Yashim glimpsed lamplight as he reached the water steps at Balat. He had left the valide in the care of two elderly eunuchs, who were to give her sips of lukewarm water whenever she awoke. Tulin had retired to the girls’ dormitory, taking her instrument with her. He had gone back down the stairs with the sound of Tulin’s flute blowing in his ears.

She played beautifully. She played, perhaps, as a consolation. But the music had needled him.

Lanterns hung from the mooring poles; two caiquejees were keeping warm by knocking ice from the base of the poles with the ends of their oars. Yashim had heard that the Golden Horn might freeze.
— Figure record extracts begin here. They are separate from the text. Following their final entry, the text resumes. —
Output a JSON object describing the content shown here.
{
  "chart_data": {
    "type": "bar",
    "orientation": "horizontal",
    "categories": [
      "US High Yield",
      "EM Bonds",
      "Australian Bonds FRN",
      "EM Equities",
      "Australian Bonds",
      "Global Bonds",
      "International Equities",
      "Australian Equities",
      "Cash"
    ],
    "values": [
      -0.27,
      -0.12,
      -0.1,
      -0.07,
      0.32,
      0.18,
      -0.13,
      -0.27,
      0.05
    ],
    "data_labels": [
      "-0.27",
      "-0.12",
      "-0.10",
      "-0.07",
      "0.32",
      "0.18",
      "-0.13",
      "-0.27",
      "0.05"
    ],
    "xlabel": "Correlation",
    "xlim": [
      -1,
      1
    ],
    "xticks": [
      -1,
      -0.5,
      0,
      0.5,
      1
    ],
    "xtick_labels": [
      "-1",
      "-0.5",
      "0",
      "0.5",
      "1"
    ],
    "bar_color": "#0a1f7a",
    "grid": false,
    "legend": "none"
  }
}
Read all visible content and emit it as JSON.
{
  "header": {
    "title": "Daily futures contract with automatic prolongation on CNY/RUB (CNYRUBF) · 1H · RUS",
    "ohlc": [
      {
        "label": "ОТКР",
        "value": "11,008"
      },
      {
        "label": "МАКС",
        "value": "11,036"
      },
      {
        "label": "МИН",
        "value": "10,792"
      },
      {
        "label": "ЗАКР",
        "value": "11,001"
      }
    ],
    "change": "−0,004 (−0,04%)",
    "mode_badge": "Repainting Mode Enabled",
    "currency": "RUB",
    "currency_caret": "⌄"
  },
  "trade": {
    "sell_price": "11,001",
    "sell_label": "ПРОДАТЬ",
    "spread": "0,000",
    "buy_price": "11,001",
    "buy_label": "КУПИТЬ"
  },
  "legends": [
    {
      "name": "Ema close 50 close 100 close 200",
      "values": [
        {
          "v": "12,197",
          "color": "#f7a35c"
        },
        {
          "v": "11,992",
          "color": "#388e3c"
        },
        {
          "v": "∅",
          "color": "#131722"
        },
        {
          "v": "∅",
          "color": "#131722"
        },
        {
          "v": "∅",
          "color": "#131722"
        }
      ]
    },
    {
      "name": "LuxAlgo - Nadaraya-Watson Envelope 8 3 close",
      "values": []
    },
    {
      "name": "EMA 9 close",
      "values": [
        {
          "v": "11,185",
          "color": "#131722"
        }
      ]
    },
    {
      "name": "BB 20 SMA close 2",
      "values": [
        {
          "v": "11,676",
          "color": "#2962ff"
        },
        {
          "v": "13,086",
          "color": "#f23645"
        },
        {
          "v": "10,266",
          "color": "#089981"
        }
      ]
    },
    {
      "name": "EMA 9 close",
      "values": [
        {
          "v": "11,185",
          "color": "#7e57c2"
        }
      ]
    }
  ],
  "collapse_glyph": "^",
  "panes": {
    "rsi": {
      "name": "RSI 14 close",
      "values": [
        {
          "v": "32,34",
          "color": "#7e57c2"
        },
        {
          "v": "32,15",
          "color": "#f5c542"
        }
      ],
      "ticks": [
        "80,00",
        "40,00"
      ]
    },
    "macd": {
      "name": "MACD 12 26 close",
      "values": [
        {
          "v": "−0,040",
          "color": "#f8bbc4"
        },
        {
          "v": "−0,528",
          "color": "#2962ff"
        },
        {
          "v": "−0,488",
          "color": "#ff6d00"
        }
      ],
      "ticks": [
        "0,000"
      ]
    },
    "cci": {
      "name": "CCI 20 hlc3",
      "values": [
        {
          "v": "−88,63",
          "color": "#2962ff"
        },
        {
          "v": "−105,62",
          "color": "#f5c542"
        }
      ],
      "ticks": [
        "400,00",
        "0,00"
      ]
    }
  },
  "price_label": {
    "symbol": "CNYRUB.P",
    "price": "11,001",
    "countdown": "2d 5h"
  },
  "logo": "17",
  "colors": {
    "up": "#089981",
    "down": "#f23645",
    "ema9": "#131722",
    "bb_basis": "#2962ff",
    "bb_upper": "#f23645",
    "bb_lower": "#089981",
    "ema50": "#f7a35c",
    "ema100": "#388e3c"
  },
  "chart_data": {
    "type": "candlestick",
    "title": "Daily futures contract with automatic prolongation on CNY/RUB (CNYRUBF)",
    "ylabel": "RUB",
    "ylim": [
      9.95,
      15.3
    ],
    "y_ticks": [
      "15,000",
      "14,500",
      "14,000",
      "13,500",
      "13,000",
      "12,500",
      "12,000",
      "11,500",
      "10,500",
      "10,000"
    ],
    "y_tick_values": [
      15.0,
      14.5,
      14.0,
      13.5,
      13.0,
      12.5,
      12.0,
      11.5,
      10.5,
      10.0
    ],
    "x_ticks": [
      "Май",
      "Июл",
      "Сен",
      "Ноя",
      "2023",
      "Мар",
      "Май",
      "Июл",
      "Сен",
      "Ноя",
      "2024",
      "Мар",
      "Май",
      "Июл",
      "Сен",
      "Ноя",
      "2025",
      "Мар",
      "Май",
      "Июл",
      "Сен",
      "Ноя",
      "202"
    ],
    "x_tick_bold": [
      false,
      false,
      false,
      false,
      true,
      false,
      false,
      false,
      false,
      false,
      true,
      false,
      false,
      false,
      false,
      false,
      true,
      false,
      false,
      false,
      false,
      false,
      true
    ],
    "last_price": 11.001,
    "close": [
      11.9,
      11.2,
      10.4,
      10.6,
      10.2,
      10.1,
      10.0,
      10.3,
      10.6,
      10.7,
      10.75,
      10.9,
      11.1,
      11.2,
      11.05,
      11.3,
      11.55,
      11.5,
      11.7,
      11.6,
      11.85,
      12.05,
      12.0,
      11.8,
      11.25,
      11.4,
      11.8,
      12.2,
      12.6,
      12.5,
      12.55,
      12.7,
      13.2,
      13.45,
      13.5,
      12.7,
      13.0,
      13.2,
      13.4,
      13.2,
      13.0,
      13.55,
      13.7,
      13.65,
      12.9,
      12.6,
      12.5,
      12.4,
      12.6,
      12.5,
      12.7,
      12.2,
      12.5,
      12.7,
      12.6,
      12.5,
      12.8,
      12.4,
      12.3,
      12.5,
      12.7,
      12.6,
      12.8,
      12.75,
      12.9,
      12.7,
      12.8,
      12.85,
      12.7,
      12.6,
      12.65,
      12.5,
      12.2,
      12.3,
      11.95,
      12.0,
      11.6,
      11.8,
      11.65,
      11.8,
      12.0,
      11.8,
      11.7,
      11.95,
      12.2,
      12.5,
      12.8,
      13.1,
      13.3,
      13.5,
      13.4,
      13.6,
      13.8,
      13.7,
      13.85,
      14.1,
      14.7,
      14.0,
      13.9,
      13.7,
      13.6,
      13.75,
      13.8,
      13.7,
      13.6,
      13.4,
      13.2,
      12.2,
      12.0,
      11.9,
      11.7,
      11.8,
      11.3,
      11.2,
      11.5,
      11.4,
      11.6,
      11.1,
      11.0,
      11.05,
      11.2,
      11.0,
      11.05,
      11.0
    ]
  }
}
He stamped his feet and one of the caiquejees grabbed a lantern and swung it up.

“Fare, efendi?”

“Pera stairs,” he said. “How’s the ice?”

The man blew out his cheeks. He reached down into his caique and scattered the cushions, which had been piled up beneath a tarpaulin. “If it gets any thicker, I’ll carry you on my back,” he said cheerfully. “At your pleasure, efendi.”

The boatman picked up the oars and with a deft flick of his arm sent the fragile craft racing into the deep, still waters of the Golden Horn. Overhead a few stars shone among the drifting clouds, and on either bank the snow showed pale against the hills. Something was alive in the back of Yashim’s mind; something that wanted to be remembered, but lurked there, shy of the glare of his thoughts as if it feared the eye.

The boatman set him down opposite the steps that climbed the hill to the Galata Tower. Yashim was relieved to find that they had been swept and even scattered with ashes. His breath cooled on his cheeks as he climbed, pausing now and then to admire the snowy hills of Istanbul. A dog, whimpering on its cold paws, slunk past in the shadows. Yashim skirted the shacks that had spilled out around the base of the tower, and pressed on up a sloping street to the Grande Rue.

At the Polish residency, someone-Marta, perhaps-had scraped a path across the frozen carriage sweep to the front steps. As he slithered on the ice, Yashim wondered if it might have been better to leave the snow.